In the face of multiple local lockdowns as COVID makes its second pass, GPs once again find themselves preparing a pandemic response, as well as making good on their appointments backlog and preparations for what is expected to be an unprecedented rush for seasonal flu vaccination. It is, perhaps, reasonable at this juncture to ask how well enabled rural GP practices actually are to face the challenges ahead.
Perhaps, the most surprising development to come out of COVID phase one has been the way in which so many services have been transformed. In GP circles, this has seen face-to-face consultations change almost overnight into a digital- or phone- based service: according to the NHS Confederation, 71 per cent of routine GP consultations were delivered remotely in the four weeks to 12 April, compared with about 26 per cent face-to-face, reversing the pattern of the same period last year.
Rural volunteers and the kindness of staff have been mobilised in droves to support GPs with ensuring that their communities’ oldest, most fragile shielding residents continue to receive vital medicines supplies.

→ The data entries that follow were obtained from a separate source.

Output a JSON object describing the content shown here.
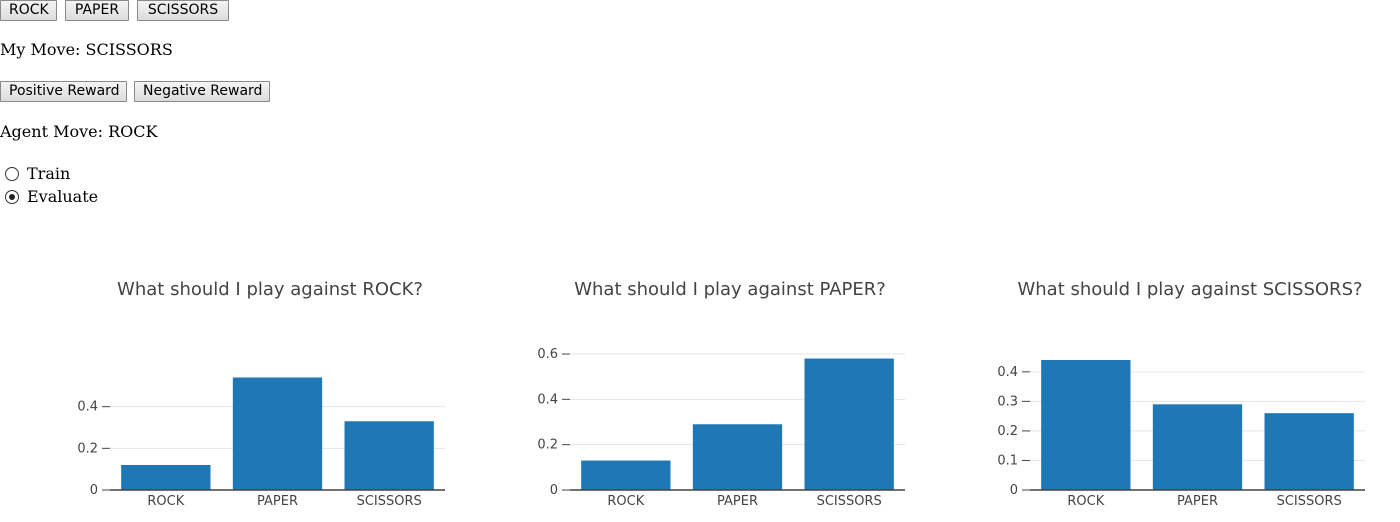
{
  "move_buttons": [
    "ROCK",
    "PAPER",
    "SCISSORS"
  ],
  "my_move": "My Move: SCISSORS",
  "reward_buttons": {
    "positive": "Positive Reward",
    "negative": "Negative Reward"
  },
  "agent_move": "Agent Move: ROCK",
  "mode": {
    "options": [
      "Train",
      "Evaluate"
    ],
    "selected": "Evaluate"
  },
  "colors": {
    "bar": "#1f77b4",
    "grid": "#e5e5e5",
    "axis": "#444444"
  },
  "chart_data": [
    {
      "type": "bar",
      "title": "What should I play against ROCK?",
      "categories": [
        "ROCK",
        "PAPER",
        "SCISSORS"
      ],
      "values": [
        0.12,
        0.54,
        0.33
      ],
      "ylim": [
        0,
        0.6
      ],
      "yticks": [
        0,
        0.2,
        0.4
      ],
      "ytick_labels": [
        "0",
        "0.2",
        "0.4"
      ],
      "grid": true,
      "xlabel": "",
      "ylabel": ""
    },
    {
      "type": "bar",
      "title": "What should I play against PAPER?",
      "categories": [
        "ROCK",
        "PAPER",
        "SCISSORS"
      ],
      "values": [
        0.13,
        0.29,
        0.58
      ],
      "ylim": [
        0,
        0.6
      ],
      "yticks": [
        0,
        0.2,
        0.4,
        0.6
      ],
      "ytick_labels": [
        "0",
        "0.2",
        "0.4",
        "0.6"
      ],
      "grid": true,
      "xlabel": "",
      "ylabel": ""
    },
    {
      "type": "bar",
      "title": "What should I play against SCISSORS?",
      "categories": [
        "ROCK",
        "PAPER",
        "SCISSORS"
      ],
      "values": [
        0.44,
        0.29,
        0.26
      ],
      "ylim": [
        0,
        0.44
      ],
      "yticks": [
        0,
        0.1,
        0.2,
        0.3,
        0.4
      ],
      "ytick_labels": [
        "0",
        "0.1",
        "0.2",
        "0.3",
        "0.4"
      ],
      "grid": true,
      "xlabel": "",
      "ylabel": ""
    }
  ]
}
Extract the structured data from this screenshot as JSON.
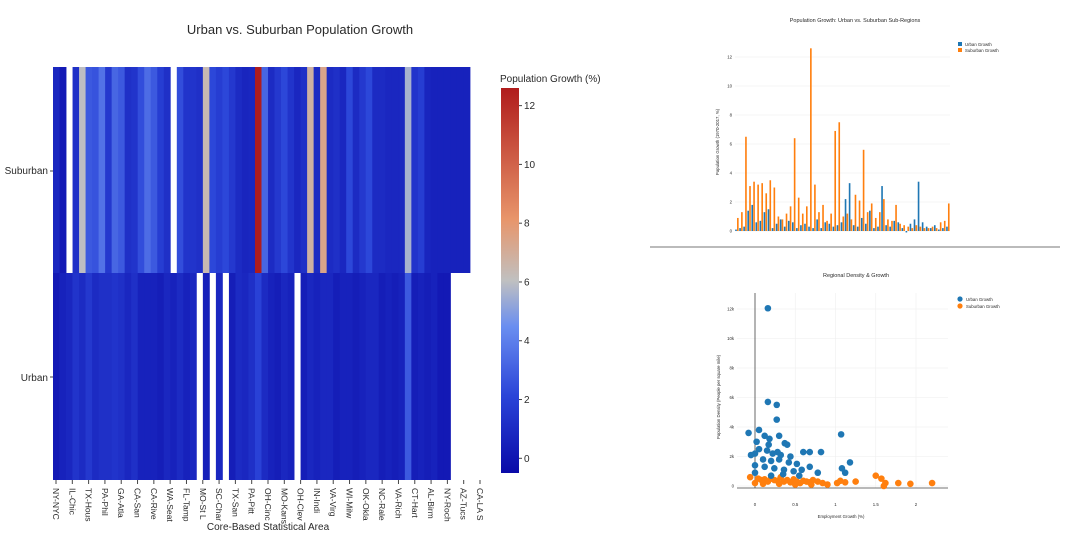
{
  "heatmap": {
    "title": "Urban vs. Suburban Population Growth",
    "xlabel": "Core-Based Statistical Area",
    "colorbar_title": "Population Growth (%)",
    "colorbar_ticks": [
      "0",
      "2",
      "4",
      "6",
      "8",
      "10",
      "12"
    ],
    "rows": [
      "Suburban",
      "Urban"
    ],
    "x_tick_labels": [
      "NY-NYC",
      "IL-Chic",
      "TX-Hous",
      "PA-Phil",
      "GA-Atla",
      "CA-San",
      "CA-Rive",
      "WA-Seat",
      "FL-Tamp",
      "MO-St L",
      "SC-Char",
      "TX-San",
      "PA-Pitt",
      "OH-Cinc",
      "MO-Kans",
      "OH-Clev",
      "IN-Indi",
      "VA-Virg",
      "WI-Milw",
      "OK-Okla",
      "NC-Rale",
      "VA-Rich",
      "CT-Hart",
      "AL-Birm",
      "NY-Roch",
      "AZ-Tucs",
      "CA-LA S"
    ]
  },
  "bar_panel": {
    "title": "Population Growth: Urban vs. Suburban Sub-Regions",
    "ylabel": "Population Growth (1970-2017, %)",
    "y_ticks": [
      "0",
      "2",
      "4",
      "6",
      "8",
      "10",
      "12"
    ],
    "legend": [
      "Urban Growth",
      "Suburban Growth"
    ]
  },
  "scatter_panel": {
    "title": "Regional Density & Growth",
    "xlabel": "Employment Growth (%)",
    "ylabel": "Population Density (People per square mile)",
    "x_ticks": [
      "0",
      "0.5",
      "1",
      "1.5",
      "2"
    ],
    "y_ticks": [
      "0",
      "2k",
      "4k",
      "6k",
      "8k",
      "10k",
      "12k"
    ],
    "legend": [
      "Urban Growth",
      "Suburban Growth"
    ]
  },
  "colors": {
    "urban": "#1f77b4",
    "suburban": "#ff7f0e",
    "colorscale": [
      "#0a0aa8",
      "#2a44d8",
      "#6a8ef0",
      "#c0c0c0",
      "#e8956a",
      "#b01c1c"
    ]
  },
  "chart_data": [
    {
      "type": "heatmap",
      "title": "Urban vs. Suburban Population Growth",
      "xlabel": "Core-Based Statistical Area",
      "rows": [
        "Suburban",
        "Urban"
      ],
      "zlim": [
        -0.5,
        12.6
      ],
      "suburban": [
        0.8,
        0.2,
        null,
        1.2,
        6,
        2.8,
        2.6,
        3.6,
        1.6,
        3.2,
        2.8,
        1.2,
        1.4,
        2.4,
        3.4,
        2.8,
        1.8,
        1.2,
        null,
        2.4,
        1.4,
        1.4,
        1.2,
        6.4,
        2.2,
        1.8,
        2.2,
        1.6,
        1.0,
        0.7,
        0.8,
        12.6,
        3.2,
        1.0,
        1.6,
        2.2,
        1.4,
        0.8,
        1.2,
        6.8,
        1.0,
        7.4,
        1.0,
        1.2,
        0.8,
        2.2,
        1.0,
        1.6,
        2.2,
        1.0,
        1.0,
        0.8,
        0.8,
        0.8,
        5.6,
        1.4,
        1.8,
        0.7,
        0.6,
        0.6,
        0.6,
        0.6,
        0.6,
        0.6
      ],
      "urban": [
        0.2,
        0.6,
        0.8,
        1.4,
        1.0,
        1.6,
        1.0,
        1.2,
        1.2,
        1.4,
        1.2,
        0.8,
        1.2,
        0.6,
        0.6,
        0.6,
        0.4,
        0.8,
        0.6,
        1.0,
        0.6,
        0.8,
        null,
        0.5,
        null,
        0.8,
        null,
        0.4,
        1.0,
        0.8,
        1.2,
        2.0,
        1.0,
        0.6,
        0.4,
        0.8,
        0.6,
        null,
        0.4,
        0.8,
        0.6,
        0.8,
        0.8,
        0.4,
        0.6,
        0.6,
        0.4,
        0.6,
        0.8,
        0.8,
        0.4,
        0.6,
        0.4,
        0.6,
        2.8,
        0.4,
        0.6,
        0.4,
        0.6,
        0.2,
        0.2,
        null,
        null,
        null
      ]
    },
    {
      "type": "bar",
      "title": "Population Growth: Urban vs. Suburban Sub-Regions",
      "ylabel": "Population Growth (1970-2017, %)",
      "ylim": [
        -0.3,
        12.8
      ],
      "series": [
        {
          "name": "Urban Growth",
          "values": [
            0.1,
            0.2,
            0.3,
            1.4,
            1.8,
            0.6,
            0.7,
            1.3,
            1.5,
            0.2,
            0.5,
            0.8,
            0.3,
            0.7,
            0.6,
            0.2,
            0.4,
            0.5,
            0.3,
            0.2,
            0.8,
            0.2,
            0.6,
            0.5,
            0.3,
            0.4,
            0.6,
            2.2,
            3.3,
            0.4,
            0.3,
            0.9,
            0.5,
            1.4,
            0.2,
            0.3,
            3.1,
            0.4,
            0.3,
            0.7,
            0.6,
            0.2,
            -0.1,
            0.5,
            0.8,
            3.4,
            0.6,
            0.3,
            0.2,
            0.4,
            0.1,
            0.2,
            0.3
          ]
        },
        {
          "name": "Suburban Growth",
          "values": [
            0.9,
            1.3,
            6.5,
            3.1,
            3.4,
            3.2,
            3.3,
            2.6,
            3.5,
            3.0,
            1.0,
            0.8,
            1.2,
            1.7,
            6.4,
            2.3,
            1.2,
            1.7,
            12.6,
            3.2,
            1.3,
            1.8,
            0.7,
            1.2,
            6.9,
            7.5,
            1.0,
            1.2,
            0.8,
            2.5,
            2.1,
            5.6,
            1.3,
            1.9,
            0.9,
            1.3,
            2.2,
            0.8,
            0.7,
            1.8,
            0.5,
            0.4,
            0.3,
            0.2,
            0.4,
            0.3,
            0.2,
            0.2,
            0.3,
            0.2,
            0.6,
            0.7,
            1.9
          ]
        }
      ],
      "legend": "top-right"
    },
    {
      "type": "scatter",
      "title": "Regional Density & Growth",
      "xlabel": "Employment Growth (%)",
      "ylabel": "Population Density (People per square mile)",
      "xlim": [
        -0.3,
        2.4
      ],
      "ylim": [
        -200,
        12600
      ],
      "series": [
        {
          "name": "Urban Growth",
          "points": [
            [
              0.16,
              12050
            ],
            [
              0.16,
              5700
            ],
            [
              0.27,
              5500
            ],
            [
              0.27,
              4500
            ],
            [
              -0.08,
              3600
            ],
            [
              0.05,
              3800
            ],
            [
              0.02,
              3000
            ],
            [
              0.12,
              3400
            ],
            [
              0.17,
              2800
            ],
            [
              0.18,
              3200
            ],
            [
              0.3,
              3400
            ],
            [
              0.37,
              2900
            ],
            [
              0.4,
              2800
            ],
            [
              1.07,
              3500
            ],
            [
              0.68,
              2300
            ],
            [
              0.82,
              2300
            ],
            [
              0.6,
              2300
            ],
            [
              0.15,
              2400
            ],
            [
              0.05,
              2500
            ],
            [
              0.0,
              2200
            ],
            [
              -0.05,
              2100
            ],
            [
              0.22,
              2200
            ],
            [
              0.28,
              2300
            ],
            [
              0.32,
              2100
            ],
            [
              0.44,
              2000
            ],
            [
              0.1,
              1800
            ],
            [
              0.2,
              1700
            ],
            [
              0.3,
              1800
            ],
            [
              0.42,
              1600
            ],
            [
              0.52,
              1500
            ],
            [
              1.18,
              1600
            ],
            [
              0.0,
              1400
            ],
            [
              0.12,
              1300
            ],
            [
              0.24,
              1200
            ],
            [
              0.36,
              1100
            ],
            [
              0.48,
              1000
            ],
            [
              1.08,
              1200
            ],
            [
              0.68,
              1300
            ],
            [
              0.58,
              1100
            ],
            [
              0.0,
              900
            ],
            [
              0.35,
              800
            ],
            [
              0.55,
              700
            ],
            [
              1.12,
              900
            ],
            [
              0.2,
              700
            ],
            [
              0.78,
              900
            ]
          ]
        },
        {
          "name": "Suburban Growth",
          "points": [
            [
              -0.06,
              600
            ],
            [
              0.04,
              500
            ],
            [
              0.08,
              400
            ],
            [
              0.12,
              450
            ],
            [
              0.16,
              300
            ],
            [
              0.2,
              500
            ],
            [
              0.24,
              400
            ],
            [
              0.28,
              350
            ],
            [
              0.32,
              600
            ],
            [
              0.36,
              300
            ],
            [
              0.4,
              400
            ],
            [
              0.44,
              250
            ],
            [
              0.48,
              450
            ],
            [
              0.52,
              300
            ],
            [
              0.56,
              200
            ],
            [
              0.6,
              350
            ],
            [
              0.64,
              300
            ],
            [
              0.68,
              250
            ],
            [
              0.72,
              400
            ],
            [
              0.78,
              300
            ],
            [
              0.84,
              200
            ],
            [
              0.9,
              100
            ],
            [
              1.02,
              200
            ],
            [
              1.06,
              350
            ],
            [
              1.12,
              250
            ],
            [
              1.25,
              300
            ],
            [
              1.5,
              700
            ],
            [
              1.57,
              500
            ],
            [
              1.62,
              200
            ],
            [
              1.6,
              0
            ],
            [
              1.78,
              200
            ],
            [
              1.93,
              150
            ],
            [
              2.2,
              200
            ],
            [
              0.1,
              150
            ],
            [
              0.3,
              150
            ],
            [
              0.5,
              100
            ],
            [
              0.7,
              100
            ],
            [
              0.0,
              200
            ]
          ]
        }
      ],
      "legend": "top-right"
    }
  ]
}
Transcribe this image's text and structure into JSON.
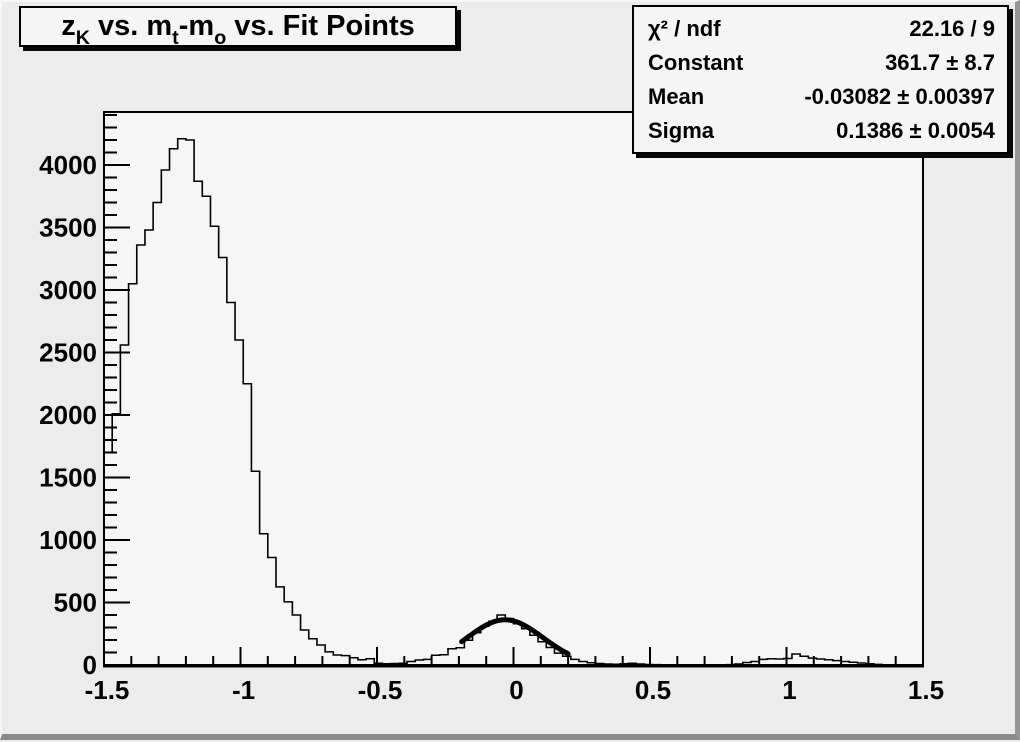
{
  "title": {
    "plain": "zK vs. mt-mo vs. Fit Points",
    "segments": [
      {
        "text": "z",
        "sub": "K"
      },
      {
        "text": " vs. m",
        "sub": "t"
      },
      {
        "text": "-m",
        "sub": "o"
      },
      {
        "text": " vs. Fit Points",
        "sub": ""
      }
    ]
  },
  "stats": {
    "rows": [
      {
        "label": "χ² / ndf",
        "value": "22.16 / 9"
      },
      {
        "label": "Constant",
        "value": "361.7 ± 8.7"
      },
      {
        "label": "Mean",
        "value": "-0.03082 ± 0.00397"
      },
      {
        "label": "Sigma",
        "value": "0.1386 ± 0.0054"
      }
    ]
  },
  "chart_data": {
    "type": "histogram",
    "title": "zK vs. mt-mo vs. Fit Points",
    "xlabel": "",
    "ylabel": "",
    "x_range": [
      -1.5,
      1.5
    ],
    "y_range": [
      0,
      4424
    ],
    "grid": false,
    "legend_position": "none",
    "bin_start": -1.5,
    "bin_width": 0.03,
    "counts": [
      1700,
      2010,
      2560,
      3050,
      3360,
      3480,
      3700,
      3960,
      4130,
      4210,
      4200,
      3870,
      3750,
      3510,
      3260,
      2900,
      2600,
      2250,
      1550,
      1050,
      860,
      625,
      505,
      400,
      280,
      210,
      160,
      105,
      80,
      75,
      58,
      42,
      50,
      14,
      10,
      12,
      14,
      28,
      40,
      45,
      78,
      82,
      130,
      138,
      198,
      258,
      310,
      350,
      400,
      372,
      330,
      290,
      238,
      186,
      140,
      95,
      70,
      45,
      28,
      18,
      12,
      8,
      6,
      10,
      14,
      8,
      4,
      3,
      2,
      2,
      2,
      1,
      1,
      2,
      2,
      2,
      3,
      8,
      20,
      28,
      45,
      50,
      48,
      52,
      88,
      70,
      55,
      48,
      42,
      35,
      28,
      22,
      16,
      10,
      5,
      2,
      0,
      0,
      0,
      0
    ],
    "x_major_ticks": [
      -1.5,
      -1,
      -0.5,
      0,
      0.5,
      1,
      1.5
    ],
    "x_tick_labels": [
      "-1.5",
      "-1",
      "-0.5",
      "0",
      "0.5",
      "1",
      "1.5"
    ],
    "x_minor_step": 0.1,
    "y_major_ticks": [
      0,
      500,
      1000,
      1500,
      2000,
      2500,
      3000,
      3500,
      4000
    ],
    "y_tick_labels": [
      "0",
      "500",
      "1000",
      "1500",
      "2000",
      "2500",
      "3000",
      "3500",
      "4000"
    ],
    "y_minor_step": 100,
    "fit": {
      "shape": "gaussian",
      "chi2": 22.16,
      "ndf": 9,
      "constant": 361.7,
      "constant_error": 8.7,
      "mean": -0.03082,
      "mean_error": 0.00397,
      "sigma": 0.1386,
      "sigma_error": 0.0054,
      "draw_range": [
        -0.19,
        0.2
      ]
    },
    "colors": {
      "line": "#000000",
      "fit_line": "#000000",
      "plot_background": "#f6f6f6",
      "canvas_background": "#ececec"
    }
  }
}
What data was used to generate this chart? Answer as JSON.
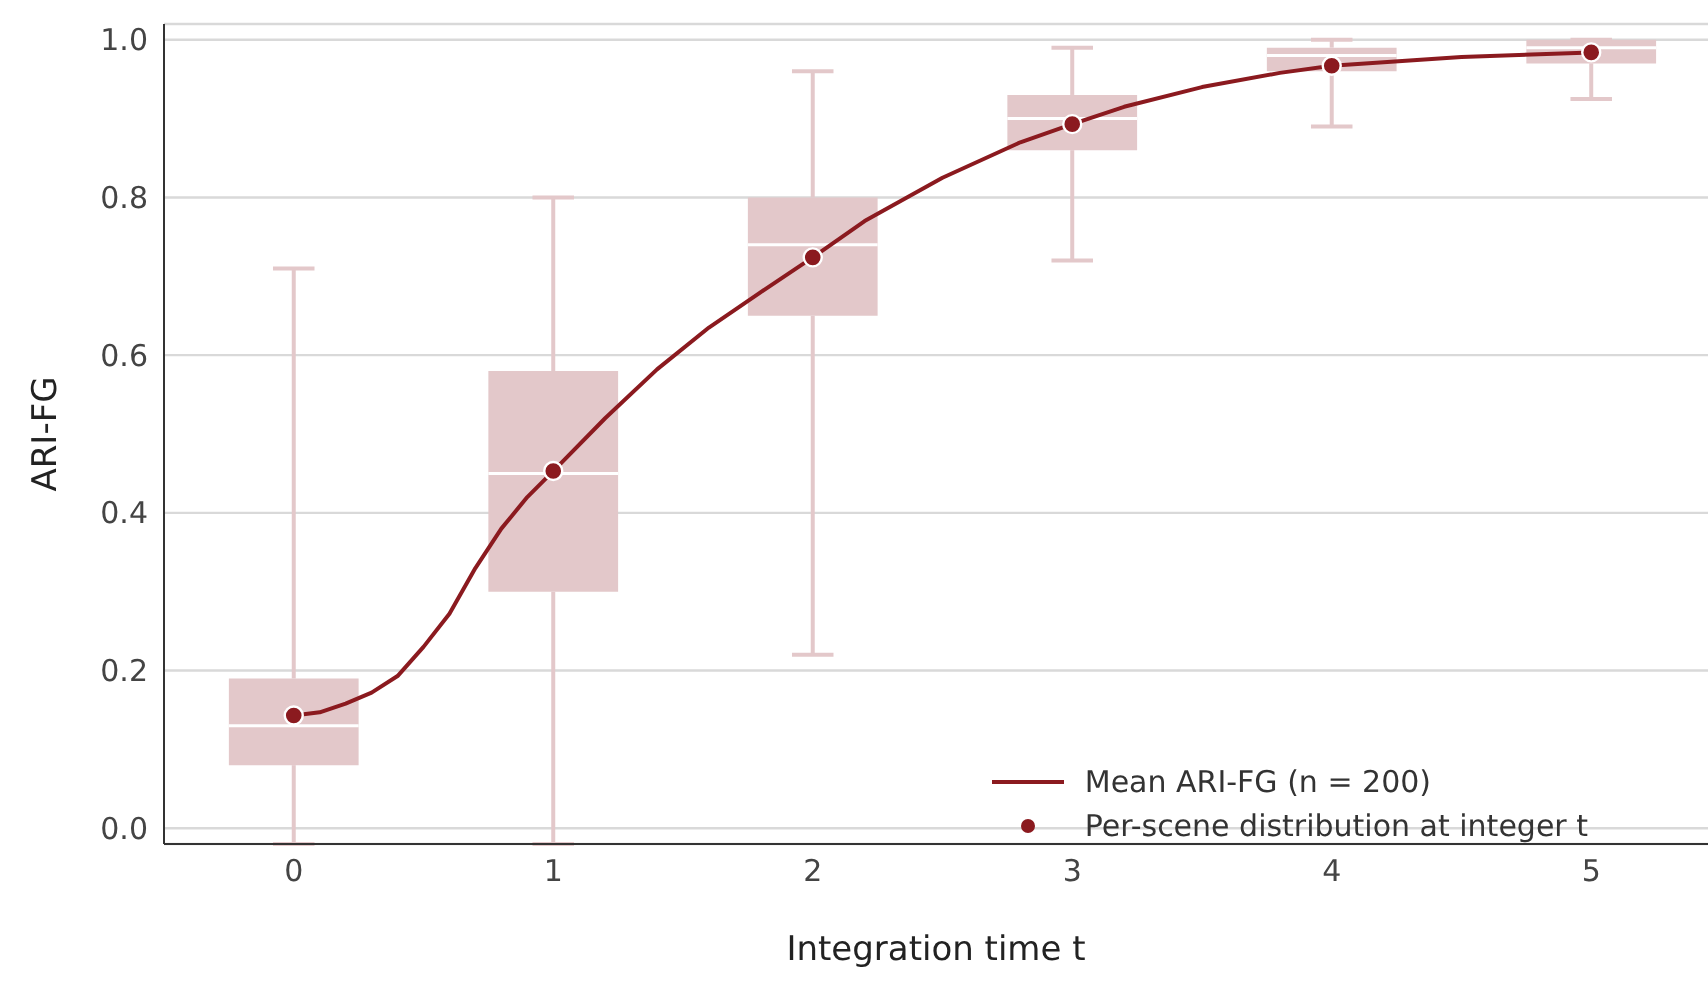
{
  "chart_data": {
    "type": "line",
    "xlabel": "Integration time t",
    "ylabel": "ARI-FG",
    "xlim": [
      -0.5,
      5.45
    ],
    "ylim": [
      -0.02,
      1.02
    ],
    "xticks": [
      0,
      1,
      2,
      3,
      4,
      5
    ],
    "yticks": [
      {
        "value": 0,
        "label": "0.0"
      },
      {
        "value": 0.2,
        "label": "0.2"
      },
      {
        "value": 0.4,
        "label": "0.4"
      },
      {
        "value": 0.6,
        "label": "0.6"
      },
      {
        "value": 0.8,
        "label": "0.8"
      },
      {
        "value": 1,
        "label": "1.0"
      }
    ],
    "grid": "y",
    "legend": "bottom right",
    "series": [
      {
        "type": "box",
        "color": "#e3c8ca",
        "x": [
          0,
          1,
          2,
          3,
          4,
          5
        ],
        "boxes": [
          {
            "low": -0.02,
            "q1": 0.08,
            "median": 0.13,
            "q3": 0.19,
            "high": 0.71
          },
          {
            "low": -0.02,
            "q1": 0.3,
            "median": 0.45,
            "q3": 0.58,
            "high": 0.8
          },
          {
            "low": 0.22,
            "q1": 0.65,
            "median": 0.74,
            "q3": 0.8,
            "high": 0.96
          },
          {
            "low": 0.72,
            "q1": 0.86,
            "median": 0.9,
            "q3": 0.93,
            "high": 0.99
          },
          {
            "low": 0.89,
            "q1": 0.96,
            "median": 0.98,
            "q3": 0.99,
            "high": 1.0
          },
          {
            "low": 0.925,
            "q1": 0.97,
            "median": 0.99,
            "q3": 1.0,
            "high": 1.0
          }
        ]
      },
      {
        "type": "line",
        "name": "Mean ARI-FG (n = 200)",
        "color": "#8b1a1f",
        "marker": "none",
        "line_style": "solid",
        "x": [
          0,
          0.1,
          0.2,
          0.3,
          0.4,
          0.5,
          0.6,
          0.7,
          0.8,
          0.9,
          1.0,
          1.2,
          1.4,
          1.6,
          1.8,
          2.0,
          2.2,
          2.5,
          2.8,
          3.0,
          3.2,
          3.5,
          3.8,
          4.0,
          4.5,
          5.0
        ],
        "values": [
          0.143,
          0.147,
          0.158,
          0.172,
          0.193,
          0.23,
          0.272,
          0.33,
          0.38,
          0.42,
          0.453,
          0.52,
          0.582,
          0.635,
          0.68,
          0.724,
          0.77,
          0.825,
          0.87,
          0.893,
          0.915,
          0.94,
          0.958,
          0.967,
          0.978,
          0.984
        ]
      },
      {
        "type": "scatter",
        "name": "Per-scene distribution at integer t",
        "color": "#8b1a1f",
        "marker": "circle",
        "x": [
          0,
          1,
          2,
          3,
          4,
          5
        ],
        "values": [
          0.143,
          0.453,
          0.724,
          0.893,
          0.967,
          0.984
        ]
      }
    ]
  }
}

However, behind the success stories, perhaps, hide the longer-term challenges of delivering rural GP services. In the post-COVID world it is hard to imagine how these can be addressed: rural GP recruitment remains in a perilous state, putting further pressure on an already beleaguered and exhausted healthcare team; rural GP IT struggles on functioning at the mercy of unreliable rural Broadband or network coverage, and for rural GPs offering what some regard as a niche medicines dispensing service, the development time-table for the specialist 21st Century IT equipment they need has found itself pushed even further down the negotiating agenda. Even core payment for the GP dispensing service – a vital lifeline for many living in a socially-distanced world – is based on a system that is over 10 years old and which was never designed to take account of the extra costs and requirements of a pandemic, nor supply chain interruptions caused by the UK’s exit from the European Union.
The NHS Confederation describes the current time as the “moment of truth” for the Government and its stewardship of the NHS. Its report states: “Either [Government] embraces what we have learned in recent months and provides the support and investment the NHS needs to get back on track and reform for the long term. Or it continues with short-term fixes, bail-outs and ever-increasing targets and regulation that continue to stifle NHS staff from ‘locking-in’ [essential] changes.” Rural GPs may fear that the dice is already loaded in favour of the easier fix.